Possibly worse, the heavy snows were followed by torrents of rain that coated communities in the region with ice, triggering widespread power outages and prompting closures of major roads and offices, as well as a nickname: Icemageddon.
The Alaska Department of Transportation and Public Facilities warned that roads will remain treacherous for a long time because of the cement-like ice coating that has formed on them.
“Ice is extremely difficult to remove once it has binded to the road surface. Even though air temps were warm during #icemageddon2021, roads were at sub-zero temps, which caused ice to bind to the surface,” the department said on Twitter.
The blasts of warm and wet mid-winter weather have become more frequent in Alaska over the past two decades than in years prior, a sign of climate change, Thoman said. “This is exactly what we expect in a warming world,” he said.
The story is similar elsewhere in the far north, where winter rains have proved treacherous to people and to grazing animals, like caribou and musk oxen, that struggle when ice on the ground covers food sources.
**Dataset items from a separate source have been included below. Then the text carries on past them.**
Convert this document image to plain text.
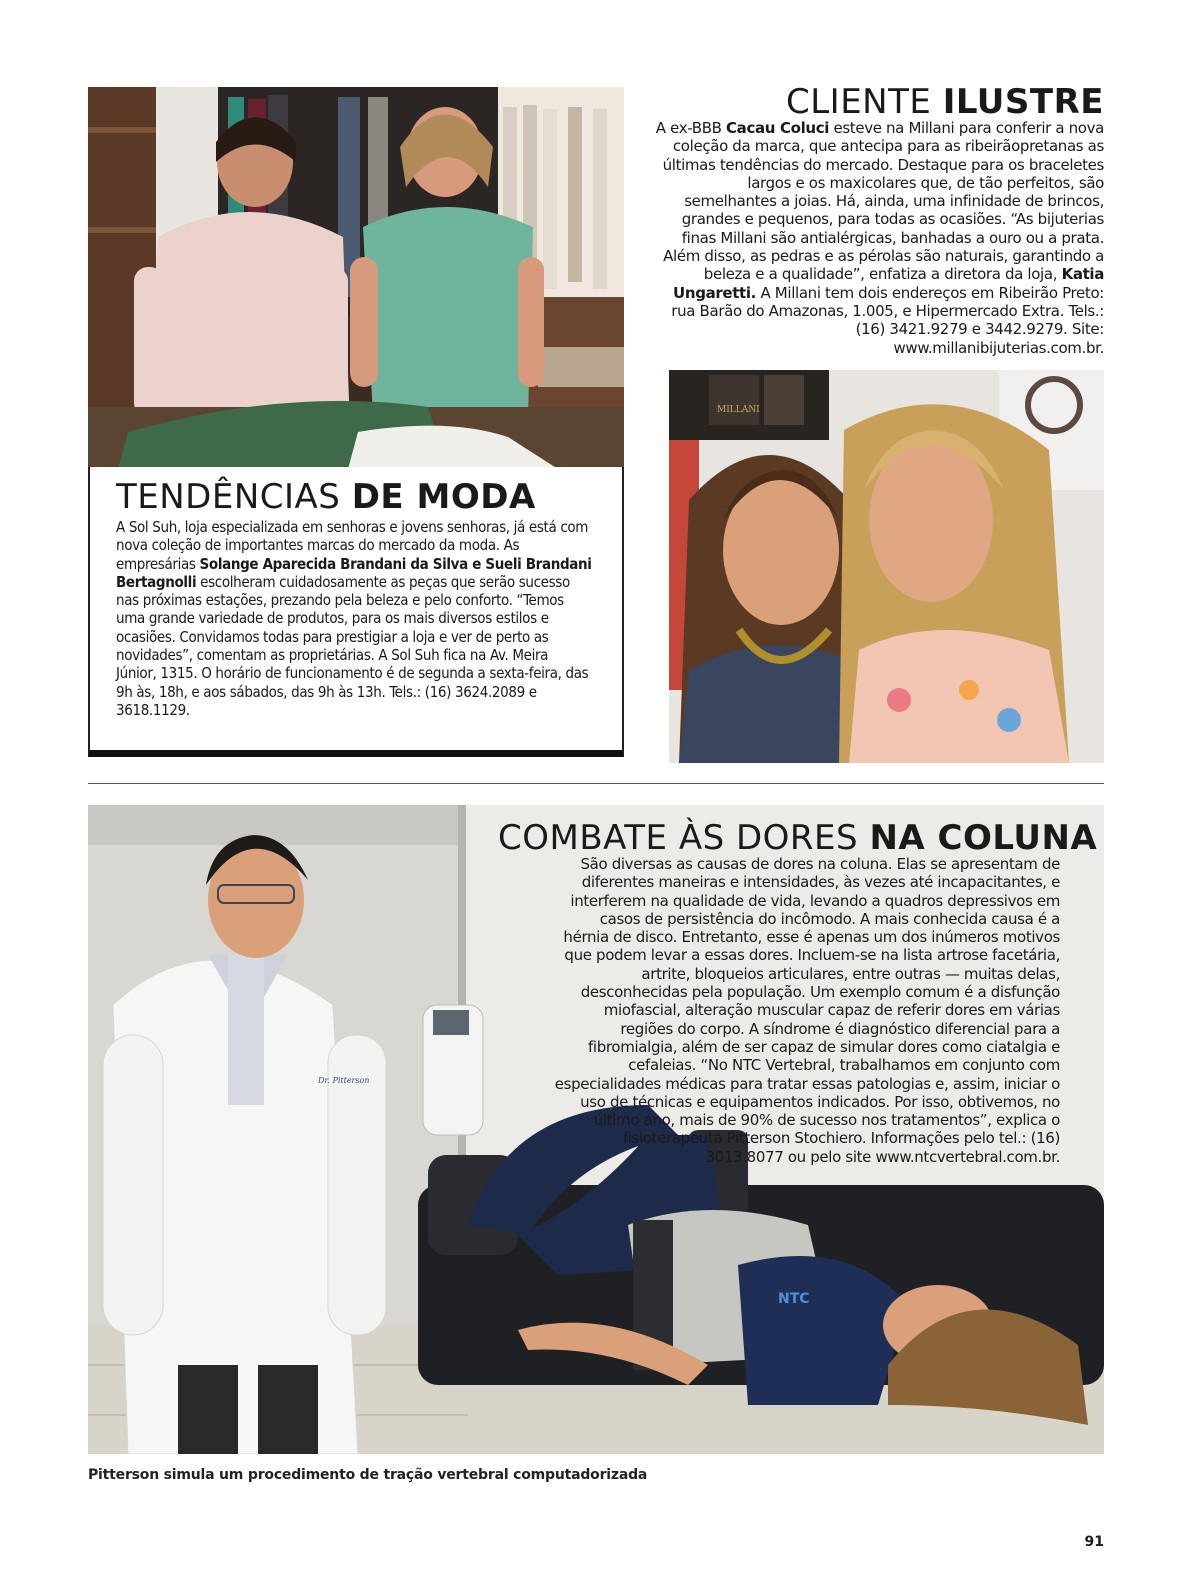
TENDÊNCIAS DE MODA
A Sol Suh, loja especializada em senhoras e jovens senhoras, já está com nova coleção de importantes marcas do mercado da moda. As empresárias Solange Aparecida Brandani da Silva e Sueli Brandani Bertagnolli escolheram cuidadosamente as peças que serão sucesso nas próximas estações, prezando pela beleza e pelo conforto. “Temos uma grande variedade de produtos, para os mais diversos estilos e ocasiões. Convidamos todas para prestigiar a loja e ver de perto as novidades”, comentam as proprietárias. A Sol Suh fica na Av. Meira Júnior, 1315. O horário de funcionamento é de segunda a sexta-feira, das 9h às, 18h, e aos sábados, das 9h às 13h. Tels.: (16) 3624.2089 e 3618.1129.
CLIENTE ILUSTRE
A ex-BBB Cacau Coluci esteve na Millani para conferir a nova coleção da marca, que antecipa para as ribeirãopretanas as últimas tendências do mercado. Destaque para os braceletes largos e os maxicolares que, de tão perfeitos, são semelhantes a joias. Há, ainda, uma infinidade de brincos, grandes e pequenos, para todas as ocasiões. “As bijuterias finas Millani são antialérgicas, banhadas a ouro ou a prata. Além disso, as pedras e as pérolas são naturais, garantindo a beleza e a qualidade”, enfatiza a diretora da loja, Katia Ungaretti. A Millani tem dois endereços em Ribeirão Preto: rua Barão do Amazonas, 1.005, e Hipermercado Extra. Tels.: (16) 3421.9279 e 3442.9279. Site: www.millanibijuterias.com.br.
MILLANI
NTC
Dr. Pitterson
COMBATE ÀS DORES NA COLUNA
São diversas as causas de dores na coluna. Elas se apresentam de diferentes maneiras e intensidades, às vezes até incapacitantes, e interferem na qualidade de vida, levando a quadros depressivos em casos de persistência do incômodo. A mais conhecida causa é a hérnia de disco. Entretanto, esse é apenas um dos inúmeros motivos que podem levar a essas dores. Incluem-se na lista artrose facetária, artrite, bloqueios articulares, entre outras — muitas delas, desconhecidas pela população. Um exemplo comum é a disfunção miofascial, alteração muscular capaz de referir dores em várias regiões do corpo. A síndrome é diagnóstico diferencial para a fibromialgia, além de ser capaz de simular dores como ciatalgia e cefaleias. “No NTC Vertebral, trabalhamos em conjunto com especialidades médicas para tratar essas patologias e, assim, iniciar o uso de técnicas e equipamentos indicados. Por isso, obtivemos, no último ano, mais de 90% de sucesso nos tratamentos”, explica o fisioterapeuta Pitterson Stochiero. Informações pelo tel.: (16) 3013.8077 ou pelo site www.ntcvertebral.com.br.
Pitterson simula um procedimento de tração vertebral computadorizada
91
Such hardships are expected to intensify.
A study published last month in the journal Nature Communications projected an Arctic climate with more winter rain than snow starting around 2060 or 2070.
Alaska will still have its winter cold – Fairbanks temperatures were forecast to plunge below minus 20 degrees Fahrenheit (-29 C) this weekend – but warm, soggy episodes are expected to be more numerous in the future, Thoman said.
“A warming, moistening world has put our thumbs on the scale to make this more likely,” he added.